Well, it was that time of year again, so this time we schlepped up to Belvoir Castle in Leicestershire. Due to the linguistic idiosyncrasies that come about when Saxon peasantry have Norman overlords, Belvoir is actually pronounced Beever.
The pork scratchings seller was there again - the product just as good as before - but this year I was particularly keen to get to see some of the cooking demonstrations.
Stephen Hallam, a representative of Dickinson & Morris, was doing a demonstration of the Melton Mowbray pork pie. And since we were about 5 miles from Melton Mowbray, it seemed churlish not to watch.
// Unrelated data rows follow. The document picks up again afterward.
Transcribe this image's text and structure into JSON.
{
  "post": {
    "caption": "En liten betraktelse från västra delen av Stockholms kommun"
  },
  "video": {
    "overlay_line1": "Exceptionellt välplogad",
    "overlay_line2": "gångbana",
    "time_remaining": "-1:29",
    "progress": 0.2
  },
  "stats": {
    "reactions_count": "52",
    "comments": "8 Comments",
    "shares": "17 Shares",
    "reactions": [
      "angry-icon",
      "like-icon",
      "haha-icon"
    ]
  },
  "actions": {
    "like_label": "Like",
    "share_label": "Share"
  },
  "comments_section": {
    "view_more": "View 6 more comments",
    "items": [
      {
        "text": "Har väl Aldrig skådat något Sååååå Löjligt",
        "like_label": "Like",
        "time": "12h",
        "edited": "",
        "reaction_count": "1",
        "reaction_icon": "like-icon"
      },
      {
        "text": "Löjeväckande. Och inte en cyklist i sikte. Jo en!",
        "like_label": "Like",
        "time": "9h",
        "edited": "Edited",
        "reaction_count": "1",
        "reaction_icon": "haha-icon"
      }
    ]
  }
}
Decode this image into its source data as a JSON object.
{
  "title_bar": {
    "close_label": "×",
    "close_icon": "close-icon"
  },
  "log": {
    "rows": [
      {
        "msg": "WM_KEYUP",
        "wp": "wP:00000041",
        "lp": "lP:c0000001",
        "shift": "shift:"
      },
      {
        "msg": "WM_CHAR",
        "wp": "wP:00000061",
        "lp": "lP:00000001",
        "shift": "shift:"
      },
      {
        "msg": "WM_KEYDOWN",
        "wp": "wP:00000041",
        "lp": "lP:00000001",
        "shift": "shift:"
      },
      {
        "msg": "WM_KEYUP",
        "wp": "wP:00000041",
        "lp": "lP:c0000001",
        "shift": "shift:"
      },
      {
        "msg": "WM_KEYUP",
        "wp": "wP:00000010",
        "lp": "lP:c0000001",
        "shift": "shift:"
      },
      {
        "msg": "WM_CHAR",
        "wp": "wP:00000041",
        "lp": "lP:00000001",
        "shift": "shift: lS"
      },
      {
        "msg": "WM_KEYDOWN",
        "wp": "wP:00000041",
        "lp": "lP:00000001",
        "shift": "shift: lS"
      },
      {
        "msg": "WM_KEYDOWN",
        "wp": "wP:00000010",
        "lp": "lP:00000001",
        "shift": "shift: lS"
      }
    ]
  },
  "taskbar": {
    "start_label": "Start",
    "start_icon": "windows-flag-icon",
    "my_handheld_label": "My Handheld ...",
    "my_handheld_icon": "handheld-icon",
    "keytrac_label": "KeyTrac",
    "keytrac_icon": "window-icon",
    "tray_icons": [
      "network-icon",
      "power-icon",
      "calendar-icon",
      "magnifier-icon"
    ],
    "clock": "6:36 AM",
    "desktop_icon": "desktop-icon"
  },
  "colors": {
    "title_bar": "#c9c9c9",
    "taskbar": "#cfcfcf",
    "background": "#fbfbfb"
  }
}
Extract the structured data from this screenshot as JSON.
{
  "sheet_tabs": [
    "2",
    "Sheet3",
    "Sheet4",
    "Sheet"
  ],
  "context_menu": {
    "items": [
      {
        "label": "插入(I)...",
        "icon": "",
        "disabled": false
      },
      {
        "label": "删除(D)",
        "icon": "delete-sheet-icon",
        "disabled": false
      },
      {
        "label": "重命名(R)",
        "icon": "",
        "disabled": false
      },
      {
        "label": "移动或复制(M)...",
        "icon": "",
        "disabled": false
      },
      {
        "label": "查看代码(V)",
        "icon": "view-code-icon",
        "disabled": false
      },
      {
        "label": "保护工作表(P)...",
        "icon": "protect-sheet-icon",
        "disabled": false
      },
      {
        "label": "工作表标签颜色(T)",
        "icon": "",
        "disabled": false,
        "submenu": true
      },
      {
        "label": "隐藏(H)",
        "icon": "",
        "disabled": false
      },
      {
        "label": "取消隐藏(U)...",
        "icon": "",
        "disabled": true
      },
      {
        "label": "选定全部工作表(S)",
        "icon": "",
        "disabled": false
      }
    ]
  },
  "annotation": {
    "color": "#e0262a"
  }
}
Interesting facts that came out of his demonstration:
- as with the classic Parmigiano-Reggiano/ Proscuitto di Parma relationship, the Melton Mowbray pork pie was born out of the local cheese industry. The whey left from making Stilton cheese was fed to the pigs, which produced a surplus of good pork, which was stuck into pastry for ease of transport.
- The Melton Mowbray pork pie now has Protected Geographical Indication status - like Champagne and Gorgonzola
- Melton Mowbray pork pies are known as "hand-raised" pies because they are shaped by hand and not in a tin.
- All meat, no rusk or filler
- Equal amounts of pastry and filling
- hot water crust to be made with lard
- the hot water crust doesn't have to be used hot
- 50% cubed pork shoulder and 50% minced fatty pork belly
- Seasoned with salt and white pepper (although I am pretty sure he was fibbing, or at least side-stepping the truth, because I am quite sure there is nutmeg in a Dickinson & Morris pork pie)
- you put 2 holes in the pastry - one to pour the jelly into and one to let the air out of. This basic piece of physics was a revelation to me.
500g minced pork belly
500g cubed pork shoulder
2tbs salt (I was using Maldon - I'd say halve it if you are using table salt)
2tbs coarsely ground white pepper
1tsp ground mace
1tsp ground nutmeg
1tsp dried sage
750g strong white bread flour
1 cup jellied pork stock
Bring the water and lard to the boil, pour into the flour and stir to a dough. When it is cool enough to handle, divide into parts. You need 3/4 of the dough divided into 4 for the cases and 1/4 divided into 4 for the lids. I know - complex mathematics. Shape each of your 8 bits of pastry into discs, wrap in clingfilm and refrigerate overnight.
Mix the pork shoulder and belly and season with salt, pepper, nutmeg, mace and sage. Divide the mixture into 4 and roll into balls. Set aside.
Temper a disc of case pastry in your hands until it is pliable. Use a glass or a jar or something, lightly dusted with flour, to shape the case. Ease the pastry off the case using a palette knife. Push a ball of filling into the case. Temper a disc of lid pastry in your hands to top it. Crimp the top pastry (I didn't get the hang of that with these ones, but I think I have figured it out for next time).
Repeat with the other three lots of pastry and filling.
Glaze the pastry - sides and top but not crimped edges - with egg.
Cut 2 holes in the lid.
Bake on a baking sheet (with a rim - I had a bit of overflow) at 180C until they are done. Apparently it takes longer for the pastry to cook than the meat, so when the pastry is an appetising brown colour the meat will be done too. About an hour.
Allow the pies to cool.
When the pies have cooled, melt the jellied stock in a saucepan and pour a little into each pie using a funnel. Stop when the stock starts to pour out the other hole.
Serve cold with hot English mustard and possibly some Branston pickles and certainly a tall glass of cider or ale. A classic bar snack, a classic British dish.